El draconiano se puso ceñudo y sus labios se tensaron en una mueca.

—Beryl no dio órdenes de enviar esclavos a Neraka, gobernador.

—Os recuerdo respetuosamente, a ti y a su majestad, que mis órdenes las recibo del Señor de la Noche Targonne, no de su majestad. Si Beryl quiere discutir el asunto con lord Targonne, puede hacerlo. Entretanto, sigo las órdenes de mi superior.

Medan cuadró los hombros, un movimiento que llevó su mano cerca de la empuñadura de la espada. Dumat tenía la mano sobre la empuñadura de la suya y se desplazó sin brusquedad, con actitud aparentemente despreocupada, para situarse cerca de los dos baaz. Nogga no tenía ni idea de que sus siguientes palabras podrían ser las últimas que pronunciara. Si exigía ver la gran fosa común o los corrales de esclavos, lo único que acabaría viendo sería la espada de Medan hundida en su escamosa tripa.

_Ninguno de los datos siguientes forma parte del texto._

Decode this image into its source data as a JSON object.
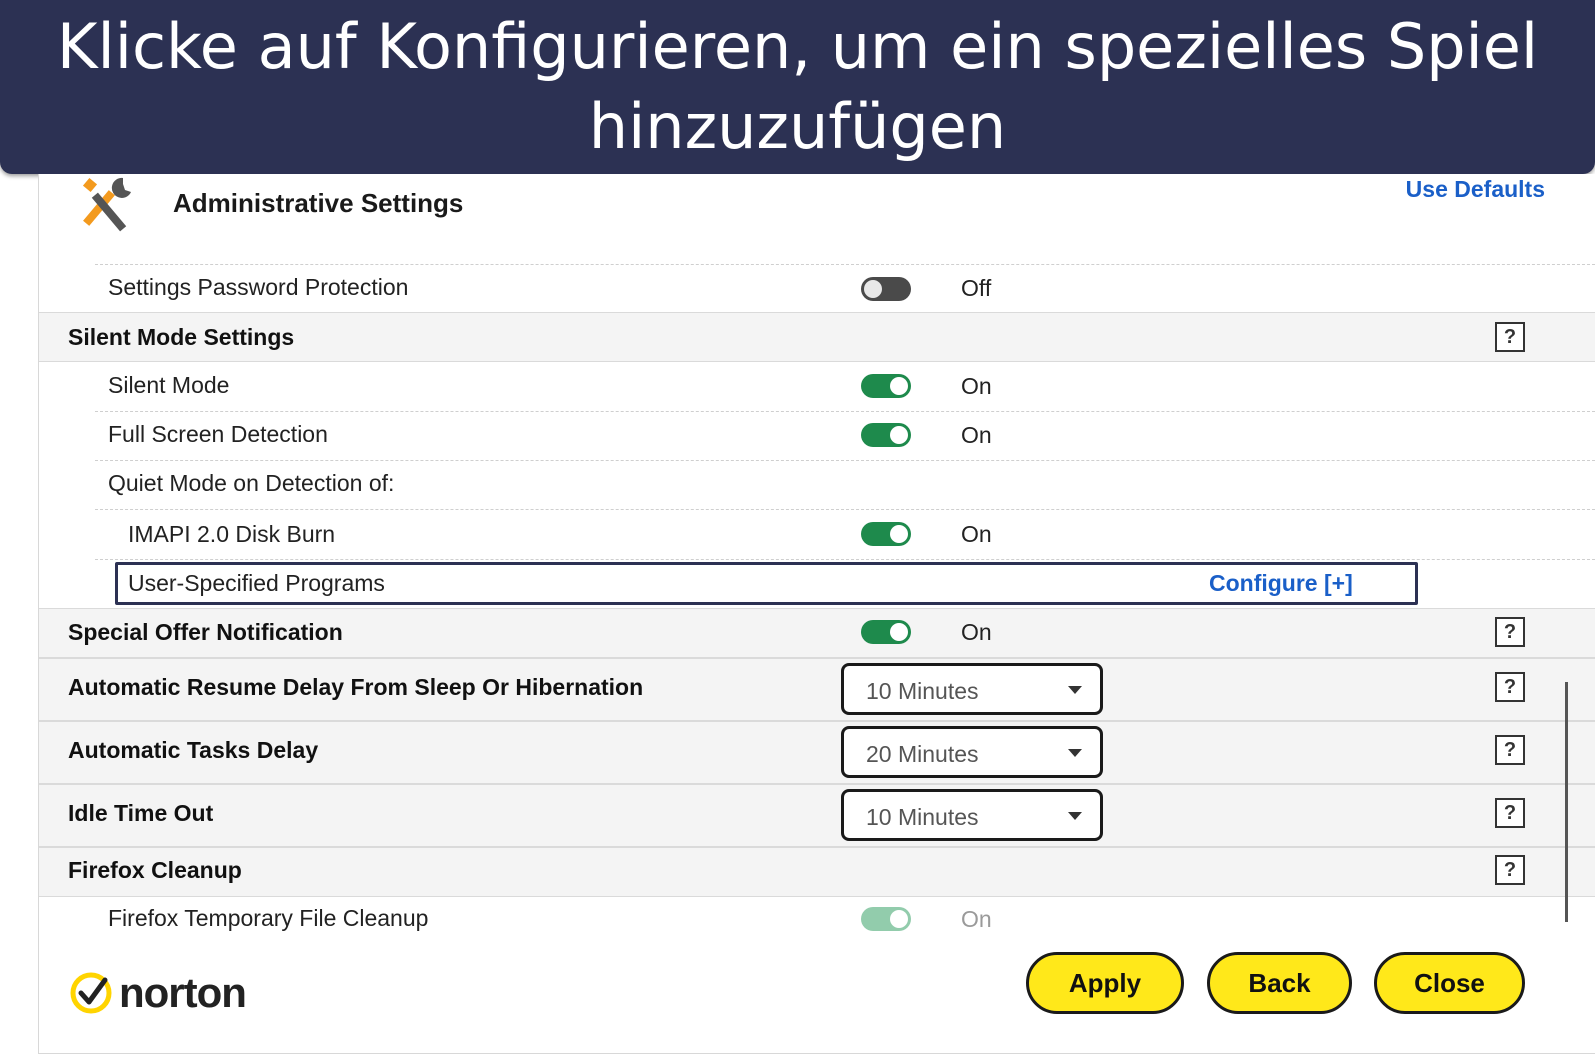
{
  "banner": {
    "text": "Klicke auf Konfigurieren, um ein spezielles Spiel hinzuzufügen"
  },
  "header": {
    "title": "Administrative Settings",
    "use_defaults": "Use Defaults"
  },
  "rows": {
    "settings_password": {
      "label": "Settings Password Protection",
      "state": "Off"
    },
    "silent_mode_section": {
      "label": "Silent Mode Settings",
      "help": "?"
    },
    "silent_mode": {
      "label": "Silent Mode",
      "state": "On"
    },
    "full_screen": {
      "label": "Full Screen Detection",
      "state": "On"
    },
    "quiet_mode": {
      "label": "Quiet Mode on Detection of:"
    },
    "imapi": {
      "label": "IMAPI 2.0 Disk Burn",
      "state": "On"
    },
    "user_programs": {
      "label": "User-Specified Programs",
      "configure": "Configure [+]"
    },
    "special_offer": {
      "label": "Special Offer Notification",
      "state": "On",
      "help": "?"
    },
    "resume_delay": {
      "label": "Automatic Resume Delay From Sleep Or Hibernation",
      "value": "10 Minutes",
      "help": "?"
    },
    "tasks_delay": {
      "label": "Automatic Tasks Delay",
      "value": "20 Minutes",
      "help": "?"
    },
    "idle_timeout": {
      "label": "Idle Time Out",
      "value": "10 Minutes",
      "help": "?"
    },
    "firefox_cleanup": {
      "label": "Firefox Cleanup",
      "help": "?"
    },
    "firefox_temp": {
      "label": "Firefox Temporary File Cleanup",
      "state": "On"
    }
  },
  "buttons": {
    "apply": "Apply",
    "back": "Back",
    "close": "Close"
  },
  "logo": {
    "text": "norton",
    "check_icon": "checkmark-circle-icon"
  },
  "colors": {
    "banner_bg": "#2c3153",
    "toggle_on": "#1e8a4c",
    "link": "#1a5fc8",
    "button_yellow": "#ffe81a"
  }
}
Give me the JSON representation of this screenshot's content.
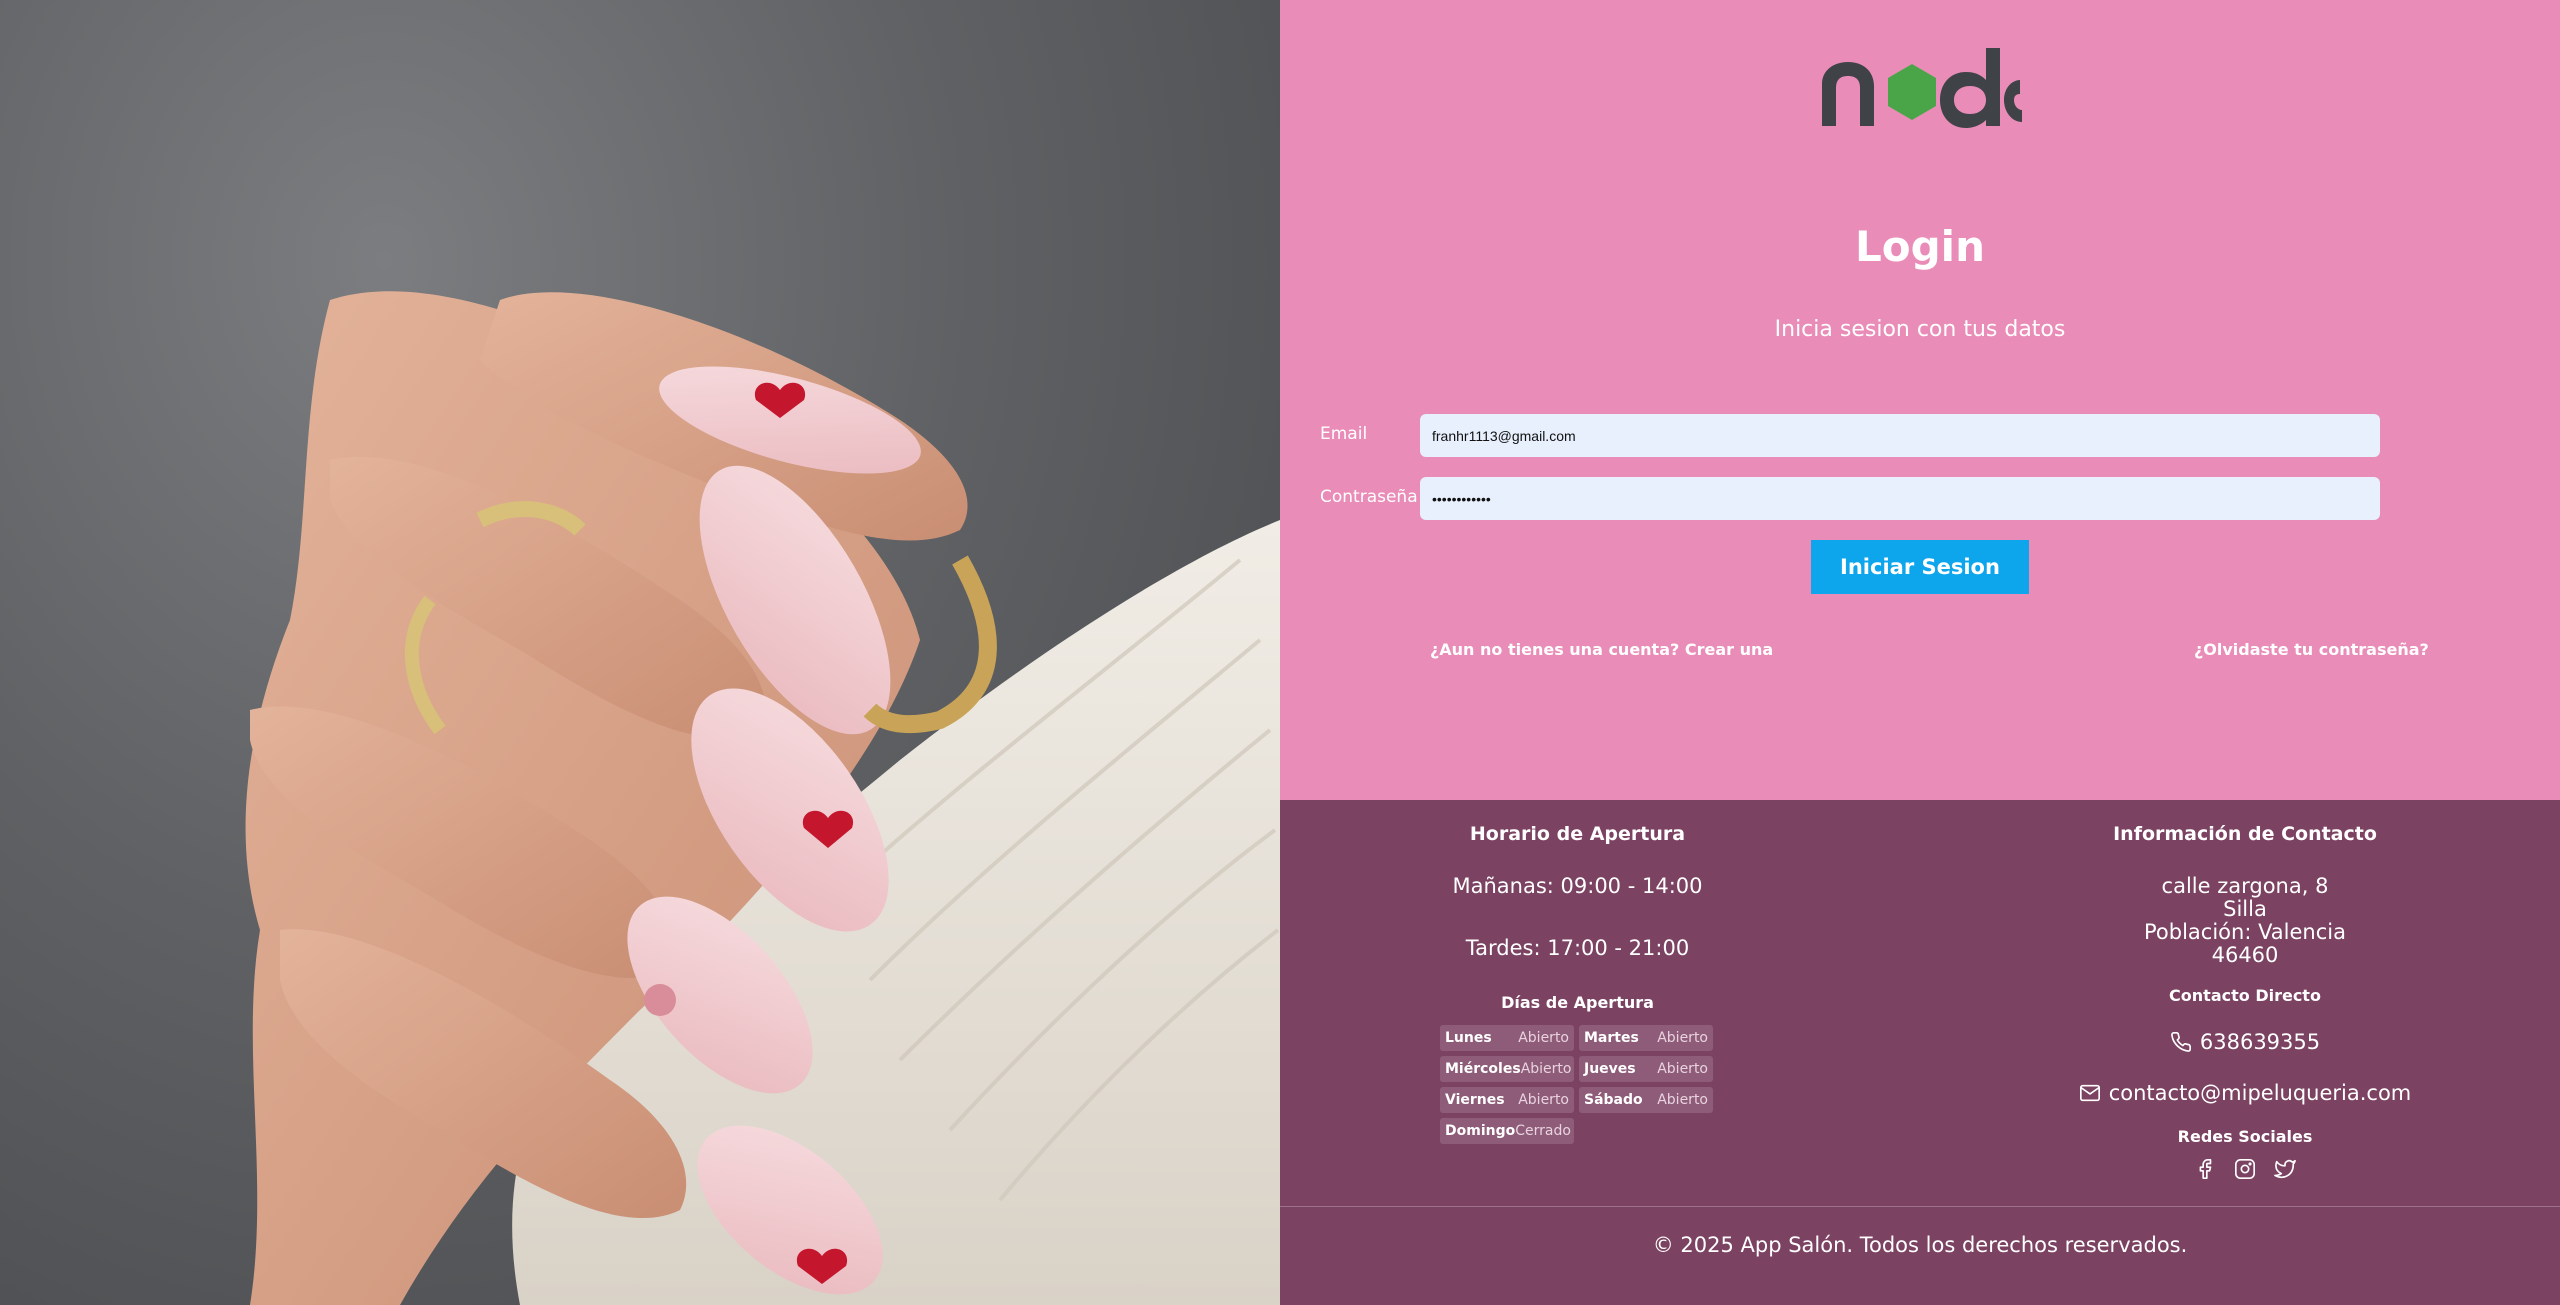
{
  "login": {
    "title": "Login",
    "subtitle": "Inicia sesion con tus datos",
    "email_label": "Email",
    "email_value": "franhr1113@gmail.com",
    "password_label": "Contraseña",
    "password_value": "••••••••••••",
    "submit_label": "Iniciar Sesion",
    "register_link": "¿Aun no tienes una cuenta? Crear una",
    "forgot_link": "¿Olvidaste tu contraseña?"
  },
  "footer": {
    "hours": {
      "title": "Horario de Apertura",
      "morning": "Mañanas: 09:00 - 14:00",
      "afternoon": "Tardes: 17:00 - 21:00",
      "days_title": "Días de Apertura",
      "days": [
        {
          "name": "Lunes",
          "status": "Abierto"
        },
        {
          "name": "Martes",
          "status": "Abierto"
        },
        {
          "name": "Miércoles",
          "status": "Abierto"
        },
        {
          "name": "Jueves",
          "status": "Abierto"
        },
        {
          "name": "Viernes",
          "status": "Abierto"
        },
        {
          "name": "Sábado",
          "status": "Abierto"
        },
        {
          "name": "Domingo",
          "status": "Cerrado"
        }
      ]
    },
    "contact": {
      "title": "Información de Contacto",
      "address": [
        "calle zargona, 8",
        "Silla",
        "Población: Valencia",
        "46460"
      ],
      "direct_title": "Contacto Directo",
      "phone": "638639355",
      "email": "contacto@mipeluqueria.com",
      "social_title": "Redes Sociales",
      "social_icons": [
        "facebook-icon",
        "instagram-icon",
        "twitter-icon"
      ]
    },
    "copyright": "© 2025 App Salón. Todos los derechos reservados."
  },
  "colors": {
    "panel_pink": "#e98db8",
    "footer_plum": "#7c4262",
    "button_blue": "#0da5ec",
    "input_bg": "#e8f0fe",
    "logo_green": "#4aa548",
    "logo_dark": "#3f4348"
  }
}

Sin embargo, el draconiano se encogió de hombros.

—También yo sigo órdenes, gobernador. Soy un viejo soldado, como vos. A ninguno de los dos nos interesa la política. Informaré a mi señora y, como muy sensatamente habéis sugerido, le aconsejaré que trate el asunto con vuestro lord Targonne.

Medan observó con atención al draconiano, pero, naturalmente, no había forma de leer la expresión del rostro de reptil. Asintió con la cabeza, apartando la mano de la espada, y pasó ante el draconiano para detenerse en el umbral, donde podía inhalar un poco de aire fresco.

—Tengo una queja que deseo presentar, capitán. —Medan giró la cabeza para mirar a Nogga—. Una queja contra un draconiano. Uno llamado Groul.

—¿Groul? —Nogga se vio obligado a caminar ruidosamente hasta donde se encontraba Medan. Los ojos del draconiano se estrecharon—. Tenía intención de preguntar por él. Fue enviado aquí hace casi quince días y no ha vuelto para informar.

—No volverá —replicó secamente el gobernador, que inhaló otra bocanada de aire fresco—. Groul ha muerto.

—¡Muerto! —La expresión de Nogga era sombría—. ¿Cómo ocurrió? ¿Y qué es eso de que tenéis una queja?

—No sólo fue lo bastante necio para hacerse matar, sino que acabó con uno de mis mejores espías, uno que había infiltrado en la casa de la reina madre. —Asestó una mirada furibunda a Nogga—. En el futuro, si enviáis más mensajeros draconianos, aseguraos antes de que lleguen sobrios.

Ahora le llegó a Nogga el turno de encresparse.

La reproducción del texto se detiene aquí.